El impacto económico del alza en los pasajes es significativo para las familias de bajos ingresos. Winston Marte, un destacado economista, explica cómo un pequeño incremento en el costo del transporte público puede tener consecuencias devastadoras en el presupuesto familiar mensual. Este análisis revela la profundidad de la carga financiera que enfrentan muchas familias.

El impacto económico del alza en los pasajes del transporte público es un tema de creciente preocupación. Según el economista Winston Marte, un incremento de tan solo tres a cinco pesos por viaje puede parecer insignificante, pero para quienes dependen del transporte público diariamente, esto se traduce en un gasto adicional de 20 a 30 pesos al día.
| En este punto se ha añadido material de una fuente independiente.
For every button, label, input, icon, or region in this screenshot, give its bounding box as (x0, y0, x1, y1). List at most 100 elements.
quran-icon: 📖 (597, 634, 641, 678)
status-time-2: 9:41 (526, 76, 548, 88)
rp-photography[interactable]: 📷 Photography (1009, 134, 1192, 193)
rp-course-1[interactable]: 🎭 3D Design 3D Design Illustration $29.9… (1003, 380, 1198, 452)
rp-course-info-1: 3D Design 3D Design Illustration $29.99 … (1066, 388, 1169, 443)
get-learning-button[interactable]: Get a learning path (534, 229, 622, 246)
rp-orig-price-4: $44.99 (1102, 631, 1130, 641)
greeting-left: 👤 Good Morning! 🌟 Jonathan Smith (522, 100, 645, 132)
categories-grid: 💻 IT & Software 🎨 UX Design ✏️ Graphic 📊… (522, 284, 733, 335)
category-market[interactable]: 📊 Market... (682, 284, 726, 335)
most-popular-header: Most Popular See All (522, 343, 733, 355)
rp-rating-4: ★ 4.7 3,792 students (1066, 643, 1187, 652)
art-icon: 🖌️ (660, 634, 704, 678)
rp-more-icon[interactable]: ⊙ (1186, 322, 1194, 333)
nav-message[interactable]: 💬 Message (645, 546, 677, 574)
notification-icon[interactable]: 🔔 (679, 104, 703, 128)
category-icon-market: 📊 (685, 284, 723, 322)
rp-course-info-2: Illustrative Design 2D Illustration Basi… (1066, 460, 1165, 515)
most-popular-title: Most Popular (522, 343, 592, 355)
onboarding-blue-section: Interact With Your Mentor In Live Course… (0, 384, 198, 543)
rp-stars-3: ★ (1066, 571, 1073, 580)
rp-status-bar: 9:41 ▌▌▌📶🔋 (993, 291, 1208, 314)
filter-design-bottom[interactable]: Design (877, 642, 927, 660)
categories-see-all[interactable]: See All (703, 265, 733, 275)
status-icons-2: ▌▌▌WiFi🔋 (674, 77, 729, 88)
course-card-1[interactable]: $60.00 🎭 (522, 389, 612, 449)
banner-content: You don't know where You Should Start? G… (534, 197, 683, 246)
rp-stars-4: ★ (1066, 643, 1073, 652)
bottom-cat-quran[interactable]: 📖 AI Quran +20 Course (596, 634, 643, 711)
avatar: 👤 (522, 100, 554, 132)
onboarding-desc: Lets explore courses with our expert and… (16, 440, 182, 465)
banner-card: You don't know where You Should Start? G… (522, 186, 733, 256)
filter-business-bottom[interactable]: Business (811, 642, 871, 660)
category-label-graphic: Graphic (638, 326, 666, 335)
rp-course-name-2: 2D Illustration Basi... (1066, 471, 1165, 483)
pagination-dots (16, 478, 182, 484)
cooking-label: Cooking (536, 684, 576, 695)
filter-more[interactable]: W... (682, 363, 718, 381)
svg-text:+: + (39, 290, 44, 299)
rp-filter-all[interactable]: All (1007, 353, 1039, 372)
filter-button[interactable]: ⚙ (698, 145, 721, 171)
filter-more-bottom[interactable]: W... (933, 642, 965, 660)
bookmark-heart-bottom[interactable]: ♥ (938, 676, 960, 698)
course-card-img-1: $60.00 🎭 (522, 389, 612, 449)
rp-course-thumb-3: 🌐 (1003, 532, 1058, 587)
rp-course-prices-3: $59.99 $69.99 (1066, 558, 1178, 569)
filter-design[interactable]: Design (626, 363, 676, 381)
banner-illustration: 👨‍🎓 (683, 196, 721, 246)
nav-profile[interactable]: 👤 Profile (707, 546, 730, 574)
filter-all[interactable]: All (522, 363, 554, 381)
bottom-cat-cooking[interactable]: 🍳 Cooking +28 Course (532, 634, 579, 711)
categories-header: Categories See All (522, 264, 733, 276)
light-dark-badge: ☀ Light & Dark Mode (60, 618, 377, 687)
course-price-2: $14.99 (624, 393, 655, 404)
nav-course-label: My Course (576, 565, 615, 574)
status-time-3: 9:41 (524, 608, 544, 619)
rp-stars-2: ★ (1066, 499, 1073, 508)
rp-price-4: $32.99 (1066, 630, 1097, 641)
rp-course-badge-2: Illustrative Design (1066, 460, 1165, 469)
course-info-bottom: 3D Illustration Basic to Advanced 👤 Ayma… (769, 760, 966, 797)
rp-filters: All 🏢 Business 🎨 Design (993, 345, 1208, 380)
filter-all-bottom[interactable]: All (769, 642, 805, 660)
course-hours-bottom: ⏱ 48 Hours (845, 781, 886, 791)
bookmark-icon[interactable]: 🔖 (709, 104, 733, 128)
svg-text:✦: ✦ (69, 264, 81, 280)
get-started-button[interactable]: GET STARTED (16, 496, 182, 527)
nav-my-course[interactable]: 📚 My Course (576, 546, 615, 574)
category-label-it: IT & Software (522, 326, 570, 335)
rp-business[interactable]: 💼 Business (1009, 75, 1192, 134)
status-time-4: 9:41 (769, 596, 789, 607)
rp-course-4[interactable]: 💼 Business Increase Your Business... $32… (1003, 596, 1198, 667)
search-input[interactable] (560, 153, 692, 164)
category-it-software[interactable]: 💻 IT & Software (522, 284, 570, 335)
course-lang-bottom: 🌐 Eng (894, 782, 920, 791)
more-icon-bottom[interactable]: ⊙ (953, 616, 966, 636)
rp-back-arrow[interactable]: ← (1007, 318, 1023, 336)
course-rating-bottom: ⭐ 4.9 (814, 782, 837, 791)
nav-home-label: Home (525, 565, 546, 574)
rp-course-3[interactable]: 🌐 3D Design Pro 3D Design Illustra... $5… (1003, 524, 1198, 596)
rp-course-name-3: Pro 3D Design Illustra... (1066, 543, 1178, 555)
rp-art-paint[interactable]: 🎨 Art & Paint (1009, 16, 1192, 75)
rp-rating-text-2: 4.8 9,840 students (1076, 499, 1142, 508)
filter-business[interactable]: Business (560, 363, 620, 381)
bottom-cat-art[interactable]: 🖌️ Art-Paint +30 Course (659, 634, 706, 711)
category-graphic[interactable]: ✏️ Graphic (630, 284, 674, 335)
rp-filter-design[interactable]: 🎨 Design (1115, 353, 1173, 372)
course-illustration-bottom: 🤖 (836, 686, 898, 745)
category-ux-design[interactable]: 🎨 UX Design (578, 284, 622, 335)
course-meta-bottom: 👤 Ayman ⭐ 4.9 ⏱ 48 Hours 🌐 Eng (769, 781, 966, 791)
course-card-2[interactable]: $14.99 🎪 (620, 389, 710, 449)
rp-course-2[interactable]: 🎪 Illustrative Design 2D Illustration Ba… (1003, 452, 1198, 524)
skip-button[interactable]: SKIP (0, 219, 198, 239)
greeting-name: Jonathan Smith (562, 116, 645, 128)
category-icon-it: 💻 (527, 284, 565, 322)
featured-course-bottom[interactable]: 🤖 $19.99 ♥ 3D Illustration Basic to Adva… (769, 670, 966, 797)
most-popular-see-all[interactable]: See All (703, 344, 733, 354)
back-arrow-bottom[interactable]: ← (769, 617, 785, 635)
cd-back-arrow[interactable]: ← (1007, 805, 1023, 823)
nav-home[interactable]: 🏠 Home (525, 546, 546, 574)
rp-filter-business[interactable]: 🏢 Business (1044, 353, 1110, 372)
Esta suma, multiplicada por un mes de trabajo, alcanza aproximadamente 900 pesos, una cantidad que podría utilizarse para cubrir necesidades básicas como la alimentación.
Marte destaca que el dinero gastado en pasajes podría haber sido destinado a comprar alimentos esenciales. Por ejemplo, esos 900 pesos mensuales representan la diferencia entre poder adquirir una libra de espagueti o tres huevos, productos que forman parte de la dieta diaria de muchas familias. Esta situación subraya el impacto directo que el costo del transporte tiene en la calidad de vida de las personas, especialmente en aquellas con ingresos limitados.
Además del impacto en la economía doméstica, el aumento en los precios del transporte tiene un efecto emocional. La necesidad de endeudarse para cubrir los gastos básicos genera estrés y ansiedad en las familias. Esto no solo afecta el bienestar emocional de los miembros del hogar, sino que también repercute en su productividad laboral. El estrés financiero puede disminuir la capacidad de concentración y eficiencia en el trabajo, lo que a su vez puede tener consecuencias negativas en el rendimiento laboral.
La falta de transparencia en la fijación de precios de los combustibles es otro factor que complica la situación. A pesar de que el precio del petróleo en el mercado internacional puede estar relativamente bajo, las gasolinas en el país mantienen precios altos. Esto ha sido motivo de quejas constantes por parte de la población, que ve cómo su poder adquisitivo se reduce cada vez más. Marte sugiere que el gobierno debería aplicar políticas más claras y justas en la fijación de estos precios.
El transporte público, a menudo, se convierte en el primer detonante de las protestas sociales cuando los precios del combustible aumentan. Los transportistas son los primeros en exigir subsidios al gobierno, seguidos por otros sectores como maestros y comerciantes. Esto crea un clima de tensión social que puede llevar a manifestaciones y disturbios. El impacto del alza en los pasajes es, por tanto, no solo económico, sino también social y político.
Para abordar esta problemática, Marte recomienda que el gobierno implemente políticas de largo plazo. Una de sus sugerencias es que el país debería considerar la compra masiva de combustibles cuando los precios estén bajos, o emplear seguros internacionales que compensen al país cuando el barril de petróleo supere ciertos niveles. Estas medidas podrían ayudar a estabilizar los precios internos y proteger a la población de fluctuaciones bruscas en el mercado internacional.
Marte cita el ejemplo de Japón, un país que utiliza seguros para estabilizar los precios de combustibles y gas. Esta estrategia permite que las alzas en el mercado internacional no se traduzcan en aumentos inmediatos para los consumidores locales. Adopción de medidas similares podría ser beneficiosa para el país, mitigando el impacto negativo de los aumentos en los precios del transporte en la economía familiar.
El impacto económico del alza en los pasajes es un problema complejo que requiere atención urgente. Implementar políticas sostenibles y transparentes podría aliviar la carga financiera de las familias y estabilizar el mercado interno.
Preguntas Frecuentes
Un pequeño aumento en los pasajes se acumula diariamente, resultando en un gasto mensual significativo que afecta el presupuesto familiar.
Se recomienda la compra masiva de combustibles y el uso de seguros internacionales para estabilizar los precios internos.
El incremento genera estrés y ansiedad al obligar a las familias a endeudarse, afectando su bienestar emocional y productividad laboral.